Für Thiem ist es die erste Vorschlussrunde bei einem Major-Turnier abseits der French Open (zuletzt viermal en suite) und das insgesamt fünfte Grand-Slam-Semifinale. Thiem feierte zudem den vierten Sieg über eine aktuelle Nummer eins der Welt und den fünften Erfolg im 14. Duell mit Nadal. Der Schützling von Nicolas Massu hat Nadal im sechsten Duell auf Grand-Slam-Ebene erstmals bezwungen.

Erster Sieg gegen Nadal bei einem Grand-Slam

"Es fühlt sich unglaublich an. Es ist natürlich das Halbfinale, aber es ist auch ein Sieg über Rafa bei einem Grand-Slam-Turnier, mein erster", erklärte Thiem. "Nach einem sehr guten Match, nach 4:10 Stunden, nach einigen schwierigen Situationen auch und vor allem im vierten Satz ... Ich bin echt froh, dass ich das Tiebreak dann gewonnen habe. Es ist unglaublich für mich."

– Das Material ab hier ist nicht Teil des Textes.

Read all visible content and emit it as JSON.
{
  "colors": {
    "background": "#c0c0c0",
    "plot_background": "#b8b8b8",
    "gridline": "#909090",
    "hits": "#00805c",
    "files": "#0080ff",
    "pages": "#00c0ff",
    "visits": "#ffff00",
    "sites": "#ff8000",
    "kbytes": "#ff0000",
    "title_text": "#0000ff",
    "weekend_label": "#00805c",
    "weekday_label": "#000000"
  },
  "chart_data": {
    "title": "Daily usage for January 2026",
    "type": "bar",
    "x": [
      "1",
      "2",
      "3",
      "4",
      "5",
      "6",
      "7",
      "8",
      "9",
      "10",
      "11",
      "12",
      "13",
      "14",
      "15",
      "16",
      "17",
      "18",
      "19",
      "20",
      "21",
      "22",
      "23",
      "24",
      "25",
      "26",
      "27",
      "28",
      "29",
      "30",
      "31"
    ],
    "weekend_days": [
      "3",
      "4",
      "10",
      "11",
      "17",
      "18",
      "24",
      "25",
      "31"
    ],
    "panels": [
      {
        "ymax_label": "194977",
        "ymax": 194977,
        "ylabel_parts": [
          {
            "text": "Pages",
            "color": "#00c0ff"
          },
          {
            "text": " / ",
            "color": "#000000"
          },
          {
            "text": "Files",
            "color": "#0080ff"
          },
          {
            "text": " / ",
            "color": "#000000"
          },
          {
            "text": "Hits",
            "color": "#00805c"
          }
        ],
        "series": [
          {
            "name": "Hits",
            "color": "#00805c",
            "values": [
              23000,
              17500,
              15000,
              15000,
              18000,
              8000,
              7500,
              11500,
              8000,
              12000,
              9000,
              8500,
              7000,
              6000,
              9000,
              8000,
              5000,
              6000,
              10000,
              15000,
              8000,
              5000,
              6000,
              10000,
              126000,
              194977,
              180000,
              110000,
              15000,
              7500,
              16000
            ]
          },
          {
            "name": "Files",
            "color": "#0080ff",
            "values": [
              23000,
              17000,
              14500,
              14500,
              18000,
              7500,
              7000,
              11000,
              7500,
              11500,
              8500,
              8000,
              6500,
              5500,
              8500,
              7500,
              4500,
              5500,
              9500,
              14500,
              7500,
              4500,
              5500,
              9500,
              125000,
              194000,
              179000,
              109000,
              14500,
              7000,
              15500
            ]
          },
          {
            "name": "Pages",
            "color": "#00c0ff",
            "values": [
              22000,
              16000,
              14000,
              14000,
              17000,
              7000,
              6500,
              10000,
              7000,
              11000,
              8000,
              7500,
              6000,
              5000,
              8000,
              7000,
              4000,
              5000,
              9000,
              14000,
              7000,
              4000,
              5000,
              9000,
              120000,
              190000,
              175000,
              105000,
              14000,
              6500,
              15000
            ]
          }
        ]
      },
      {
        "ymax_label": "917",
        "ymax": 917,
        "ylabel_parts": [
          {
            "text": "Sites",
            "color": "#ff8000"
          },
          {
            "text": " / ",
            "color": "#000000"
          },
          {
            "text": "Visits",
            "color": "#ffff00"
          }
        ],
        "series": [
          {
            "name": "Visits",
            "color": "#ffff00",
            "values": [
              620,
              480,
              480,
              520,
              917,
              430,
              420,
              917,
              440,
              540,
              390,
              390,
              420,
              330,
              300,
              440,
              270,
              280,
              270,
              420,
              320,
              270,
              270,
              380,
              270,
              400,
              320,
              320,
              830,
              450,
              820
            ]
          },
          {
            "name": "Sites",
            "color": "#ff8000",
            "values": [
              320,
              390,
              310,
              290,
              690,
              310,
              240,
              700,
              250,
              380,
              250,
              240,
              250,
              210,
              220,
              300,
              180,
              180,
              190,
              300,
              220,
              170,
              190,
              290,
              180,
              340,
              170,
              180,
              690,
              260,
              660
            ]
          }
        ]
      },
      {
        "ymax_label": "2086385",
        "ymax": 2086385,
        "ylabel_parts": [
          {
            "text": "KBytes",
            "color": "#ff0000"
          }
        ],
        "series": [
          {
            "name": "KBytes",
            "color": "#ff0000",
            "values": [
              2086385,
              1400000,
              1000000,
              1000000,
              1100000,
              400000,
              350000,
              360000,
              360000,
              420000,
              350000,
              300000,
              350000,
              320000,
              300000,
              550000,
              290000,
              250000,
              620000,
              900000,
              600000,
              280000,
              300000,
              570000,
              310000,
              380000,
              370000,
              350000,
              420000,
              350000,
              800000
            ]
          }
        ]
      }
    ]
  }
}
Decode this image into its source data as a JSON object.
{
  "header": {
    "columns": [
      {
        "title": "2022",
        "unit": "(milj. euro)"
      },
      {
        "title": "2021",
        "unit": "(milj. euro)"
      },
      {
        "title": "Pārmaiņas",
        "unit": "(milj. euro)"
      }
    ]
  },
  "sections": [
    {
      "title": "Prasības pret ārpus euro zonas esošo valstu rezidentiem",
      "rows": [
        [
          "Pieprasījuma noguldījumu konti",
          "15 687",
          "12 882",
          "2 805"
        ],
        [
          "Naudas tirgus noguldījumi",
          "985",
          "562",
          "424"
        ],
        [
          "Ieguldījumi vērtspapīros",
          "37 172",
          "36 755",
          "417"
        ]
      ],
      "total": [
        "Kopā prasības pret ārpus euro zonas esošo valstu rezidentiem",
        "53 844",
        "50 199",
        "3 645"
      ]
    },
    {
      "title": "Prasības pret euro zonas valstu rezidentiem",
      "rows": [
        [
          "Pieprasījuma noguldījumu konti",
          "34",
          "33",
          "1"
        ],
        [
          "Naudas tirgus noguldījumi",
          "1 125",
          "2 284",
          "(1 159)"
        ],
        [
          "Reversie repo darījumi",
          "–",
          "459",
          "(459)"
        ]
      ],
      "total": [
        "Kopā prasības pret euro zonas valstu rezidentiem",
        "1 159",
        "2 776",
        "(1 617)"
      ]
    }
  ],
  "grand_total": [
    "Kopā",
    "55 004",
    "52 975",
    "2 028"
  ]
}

Thiem wusste freilich, dass er in den ersten beiden Sätzen schon jeweils mit einem Break zurückgelegen war. "Er hat auf den ersten Satz serviert, wo ich genau zum richtigen Moment zurückgebreakt habe. Im zweiten war er früh Break vorne. Das kriegt man nicht oft gegen ihn, dass man sich zweimal zurückkämpft. Die Tiebreaks habe ich wirklich gut gespielt", erklärte der Weltranglisten-Fünfte. Für ihn war es "keine Überraschung", dass Nadal dranbleibt und "von seiner Intensität her null nachlässt. Das war mir klar."

Der erste Durchgang bot Powertennis von Beginn weg. Nach zwei Aufschlagspielen zu null für Thiem fand dieser im fünften Game bei 2:2 den ersten Breakball im Match vor, doch Nadal wehrte ab. Bei 4:3 für Nadal gab es neue Bälle, und Aufschläger Thiem musste sein Service nach einigen Fehlern zu null zum 3:5 abgeben. Ein Rückstand, der normalerweise bei Nadal schon fatal sein kann. Nach 35 Minuten hatte Nadal auch schon einen Satzball zum 6:3, aber Thiem zog den Kopf aus der Schlinge. Er nutzte seinen dritten Breakball zum 4:5 und egalisierte auf 5:5. Der Satz ging ins Tiebreak, in dem Thiem ein 0:2 nach 67 Minuten mit dem ersten Satzball noch in ein 7:3 verwandelte.

2:0-Satzführung für Thiem

Auch im zweiten Satz musste Thiem kurioserweise wieder als Aufschläger mit neuen Bällen das Break zu null und zum 2:3 hinnehmen. Doch auch diesmal ließ sich Nadal diesen Vorteil nehmen. Bei 4:3 unterlief dem 19-fachen Major-Sieger ein schwaches Aufschlaggame, das er gar mit einem Doppelfehler abgab. Thiem war neuerlich zurück im Satz, drehte ein 2:4 zum 5:4. Bei 30 beide war Thiem nur zwei Punkte vom zweiten Satzgewinn entfernt. Beim Stand von 6:5 hatte Thiem Satzball, doch nach 2:06 Stunden ging es ins zweite Tiebreak. Thiem vergab eine 4:0-Führung, erarbeitete sich bei 6:4 aber zwei weitere Satzbälle. Nach 2:15 Stunden stellte der Österreicher auf 2:0 Sätze.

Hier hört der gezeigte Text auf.